My fingers are gripped
so tightly around the paper that it feels as if they have to be pried
off. But instead, I open my fist, one finger at a time, and it’s as
if a piece of me is moving on. Then I stand in front of the garbage
can and I tear up his words.
They flutter down into
the metal can, unreadable, unknowable.
I don’t know what
I have to do for you to love me again…
I wipe my hand against
my cheek, and then inhale deeply. “It’s done.”
And I walk away.
Davis
One week.
Seven days.
One hundred and
sixty-eight hours.
That’s how long my
detox from Jill has lasted. No more stairwell encounters. No more
meetings alone in my office. Nothing but the necessary interaction at
rehearsals, and for the last week the assistant director has been
working with the chorus on some of their numbers so I’ve rarely
seen her.
Now, we’re blocking
one of the dance numbers with Patrick, Alexis and some of the
featured actors. I lean against the wall and watch the choreographer
guide the actors through the bare-bones motions of what’s shaping
up to be a sensuous number as Paolo and Ava dance on stage.
Then Alexis stops in
the middle of a step. She raises a hand and waggles her fingers at
me, sweetly, or feigned sweetly. Damn, that woman can act. Because I
almost believe she’s about to ask some sort of thoughtful, curious
question.
“Excuse me, Davis,”
she says and is grinning ear to ear, as she gestures to stage right.

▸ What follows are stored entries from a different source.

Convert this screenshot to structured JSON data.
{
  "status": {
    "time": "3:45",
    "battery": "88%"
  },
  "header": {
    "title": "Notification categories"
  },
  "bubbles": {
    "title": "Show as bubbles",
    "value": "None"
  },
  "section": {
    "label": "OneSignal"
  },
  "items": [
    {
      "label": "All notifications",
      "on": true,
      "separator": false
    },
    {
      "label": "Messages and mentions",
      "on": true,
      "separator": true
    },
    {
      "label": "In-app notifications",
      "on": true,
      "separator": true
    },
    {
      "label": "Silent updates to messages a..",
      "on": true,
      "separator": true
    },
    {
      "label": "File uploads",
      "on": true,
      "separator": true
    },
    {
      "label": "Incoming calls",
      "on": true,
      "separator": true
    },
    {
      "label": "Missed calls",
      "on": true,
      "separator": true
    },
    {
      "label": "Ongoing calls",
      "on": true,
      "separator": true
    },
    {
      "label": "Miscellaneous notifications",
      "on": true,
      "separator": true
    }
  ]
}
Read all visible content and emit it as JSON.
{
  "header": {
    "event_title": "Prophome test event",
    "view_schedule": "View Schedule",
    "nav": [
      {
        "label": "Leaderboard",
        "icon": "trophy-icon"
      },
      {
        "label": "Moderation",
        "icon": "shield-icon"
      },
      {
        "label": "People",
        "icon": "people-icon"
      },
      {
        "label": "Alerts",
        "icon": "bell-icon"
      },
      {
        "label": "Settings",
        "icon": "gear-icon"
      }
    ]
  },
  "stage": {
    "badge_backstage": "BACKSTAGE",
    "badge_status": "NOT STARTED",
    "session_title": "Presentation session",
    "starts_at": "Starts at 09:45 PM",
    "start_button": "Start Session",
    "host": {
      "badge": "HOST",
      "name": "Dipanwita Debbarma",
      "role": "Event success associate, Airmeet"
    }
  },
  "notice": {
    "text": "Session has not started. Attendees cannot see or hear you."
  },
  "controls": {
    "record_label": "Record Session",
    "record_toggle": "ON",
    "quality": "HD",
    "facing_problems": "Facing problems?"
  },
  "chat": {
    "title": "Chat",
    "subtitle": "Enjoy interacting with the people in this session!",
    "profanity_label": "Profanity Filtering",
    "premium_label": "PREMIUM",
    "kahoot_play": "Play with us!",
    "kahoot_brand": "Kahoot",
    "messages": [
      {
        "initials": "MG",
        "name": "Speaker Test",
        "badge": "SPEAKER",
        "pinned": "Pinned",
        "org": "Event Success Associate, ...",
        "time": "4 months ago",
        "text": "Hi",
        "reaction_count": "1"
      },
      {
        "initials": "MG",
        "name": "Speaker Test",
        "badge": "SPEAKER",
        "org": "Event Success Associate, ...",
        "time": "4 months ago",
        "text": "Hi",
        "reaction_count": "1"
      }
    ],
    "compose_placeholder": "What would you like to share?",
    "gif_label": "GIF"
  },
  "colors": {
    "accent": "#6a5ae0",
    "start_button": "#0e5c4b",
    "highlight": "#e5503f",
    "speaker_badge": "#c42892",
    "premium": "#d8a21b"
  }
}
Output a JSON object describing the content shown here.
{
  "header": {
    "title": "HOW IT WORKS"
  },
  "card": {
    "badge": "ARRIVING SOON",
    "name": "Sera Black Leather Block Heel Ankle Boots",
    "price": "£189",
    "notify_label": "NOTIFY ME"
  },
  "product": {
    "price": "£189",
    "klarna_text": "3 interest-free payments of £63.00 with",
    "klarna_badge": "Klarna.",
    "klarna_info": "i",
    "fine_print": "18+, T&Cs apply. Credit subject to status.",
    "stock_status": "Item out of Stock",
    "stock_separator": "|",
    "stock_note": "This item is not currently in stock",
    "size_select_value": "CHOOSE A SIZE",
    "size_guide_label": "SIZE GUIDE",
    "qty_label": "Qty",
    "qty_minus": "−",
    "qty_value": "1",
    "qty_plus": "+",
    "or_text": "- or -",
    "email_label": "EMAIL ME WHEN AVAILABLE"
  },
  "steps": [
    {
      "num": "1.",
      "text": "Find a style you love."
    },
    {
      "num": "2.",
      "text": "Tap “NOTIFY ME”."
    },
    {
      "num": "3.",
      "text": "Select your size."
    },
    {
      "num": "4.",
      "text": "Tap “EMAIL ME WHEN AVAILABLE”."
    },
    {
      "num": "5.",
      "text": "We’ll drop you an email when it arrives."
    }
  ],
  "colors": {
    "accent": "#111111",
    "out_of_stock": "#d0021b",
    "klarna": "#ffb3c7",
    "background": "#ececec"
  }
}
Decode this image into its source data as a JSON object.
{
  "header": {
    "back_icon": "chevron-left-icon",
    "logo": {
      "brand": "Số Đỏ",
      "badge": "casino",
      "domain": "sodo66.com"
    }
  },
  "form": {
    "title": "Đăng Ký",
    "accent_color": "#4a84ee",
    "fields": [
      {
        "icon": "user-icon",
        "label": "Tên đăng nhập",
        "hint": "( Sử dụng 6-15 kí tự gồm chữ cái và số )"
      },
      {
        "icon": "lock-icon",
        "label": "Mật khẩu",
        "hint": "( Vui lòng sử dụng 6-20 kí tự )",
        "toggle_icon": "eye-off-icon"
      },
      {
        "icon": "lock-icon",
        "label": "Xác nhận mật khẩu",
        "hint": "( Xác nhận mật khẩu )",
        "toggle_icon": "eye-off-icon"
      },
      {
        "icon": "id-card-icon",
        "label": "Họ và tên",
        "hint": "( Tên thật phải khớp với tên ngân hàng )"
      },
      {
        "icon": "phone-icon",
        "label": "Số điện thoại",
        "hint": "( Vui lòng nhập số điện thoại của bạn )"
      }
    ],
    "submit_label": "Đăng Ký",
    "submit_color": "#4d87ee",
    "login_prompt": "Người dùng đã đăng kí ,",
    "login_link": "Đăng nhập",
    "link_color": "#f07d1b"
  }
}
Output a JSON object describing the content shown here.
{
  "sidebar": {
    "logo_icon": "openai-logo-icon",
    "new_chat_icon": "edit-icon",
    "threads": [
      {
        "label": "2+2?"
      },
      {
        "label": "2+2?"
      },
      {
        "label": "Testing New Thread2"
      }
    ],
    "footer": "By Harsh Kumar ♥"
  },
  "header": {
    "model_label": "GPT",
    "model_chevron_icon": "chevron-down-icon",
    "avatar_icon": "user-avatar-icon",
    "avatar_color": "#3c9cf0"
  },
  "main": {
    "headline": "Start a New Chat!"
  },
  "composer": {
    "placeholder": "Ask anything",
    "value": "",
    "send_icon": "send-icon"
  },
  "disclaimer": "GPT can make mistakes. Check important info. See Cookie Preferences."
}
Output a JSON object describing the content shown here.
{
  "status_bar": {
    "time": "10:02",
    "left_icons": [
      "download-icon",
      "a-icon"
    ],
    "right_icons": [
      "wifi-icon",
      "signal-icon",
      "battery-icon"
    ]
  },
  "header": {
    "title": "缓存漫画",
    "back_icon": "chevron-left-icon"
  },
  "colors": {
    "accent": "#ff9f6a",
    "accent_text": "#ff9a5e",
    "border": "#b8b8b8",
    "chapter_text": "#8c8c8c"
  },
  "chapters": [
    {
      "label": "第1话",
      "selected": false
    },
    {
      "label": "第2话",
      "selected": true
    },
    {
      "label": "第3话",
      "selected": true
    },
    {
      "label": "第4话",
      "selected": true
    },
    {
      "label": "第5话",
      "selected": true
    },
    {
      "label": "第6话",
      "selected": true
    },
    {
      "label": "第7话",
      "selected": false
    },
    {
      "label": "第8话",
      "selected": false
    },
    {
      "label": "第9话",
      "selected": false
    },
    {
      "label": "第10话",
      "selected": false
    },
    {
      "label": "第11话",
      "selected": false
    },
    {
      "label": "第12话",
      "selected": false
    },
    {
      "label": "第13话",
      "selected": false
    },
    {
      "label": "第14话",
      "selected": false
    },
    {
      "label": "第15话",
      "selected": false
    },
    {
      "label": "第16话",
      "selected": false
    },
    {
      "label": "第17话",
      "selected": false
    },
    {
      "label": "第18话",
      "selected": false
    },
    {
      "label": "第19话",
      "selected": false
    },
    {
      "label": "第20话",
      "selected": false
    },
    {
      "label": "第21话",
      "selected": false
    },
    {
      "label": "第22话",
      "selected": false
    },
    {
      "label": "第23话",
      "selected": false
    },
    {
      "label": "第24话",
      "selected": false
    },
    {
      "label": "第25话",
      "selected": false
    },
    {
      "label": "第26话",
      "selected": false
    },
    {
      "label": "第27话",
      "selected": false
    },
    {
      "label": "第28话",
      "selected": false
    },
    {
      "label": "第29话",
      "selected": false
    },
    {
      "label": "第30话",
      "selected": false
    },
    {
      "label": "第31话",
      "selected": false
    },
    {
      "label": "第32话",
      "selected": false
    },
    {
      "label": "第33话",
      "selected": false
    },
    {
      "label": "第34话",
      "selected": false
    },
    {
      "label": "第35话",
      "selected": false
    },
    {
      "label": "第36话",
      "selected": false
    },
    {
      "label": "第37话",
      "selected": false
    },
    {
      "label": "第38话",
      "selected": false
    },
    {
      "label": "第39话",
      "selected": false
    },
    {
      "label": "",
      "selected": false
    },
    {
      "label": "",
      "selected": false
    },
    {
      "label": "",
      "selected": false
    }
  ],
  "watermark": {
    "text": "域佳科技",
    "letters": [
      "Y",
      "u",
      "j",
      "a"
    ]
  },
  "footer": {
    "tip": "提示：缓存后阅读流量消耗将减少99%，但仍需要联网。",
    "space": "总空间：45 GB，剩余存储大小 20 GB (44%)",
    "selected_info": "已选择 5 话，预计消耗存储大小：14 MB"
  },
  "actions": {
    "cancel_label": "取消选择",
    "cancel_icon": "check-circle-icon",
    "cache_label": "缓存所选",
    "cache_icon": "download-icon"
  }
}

She’s wearing a flouncy red dress. As she sashays to stage right, I
suck in a breath because here it comes—the patented Alexis bit of
input. “Wouldn’t it better, don’t you think, if say, we started
this number right here—” she stops and gestures dramatically to
the spot she’s deemed the proper starting point, then tips her
forehead to the back of the room “—instead of back there?”
Right. Now she’s the
choreographer too.
“No. We’ll start
the number where we always start the number.”
“Of course, Davis,”
she continues, still smiling, still syrupy. “But have you
considered it might be better if we started it here?”
“No. I haven’t
considered it, nor do I plan to. Let’s go through the song.”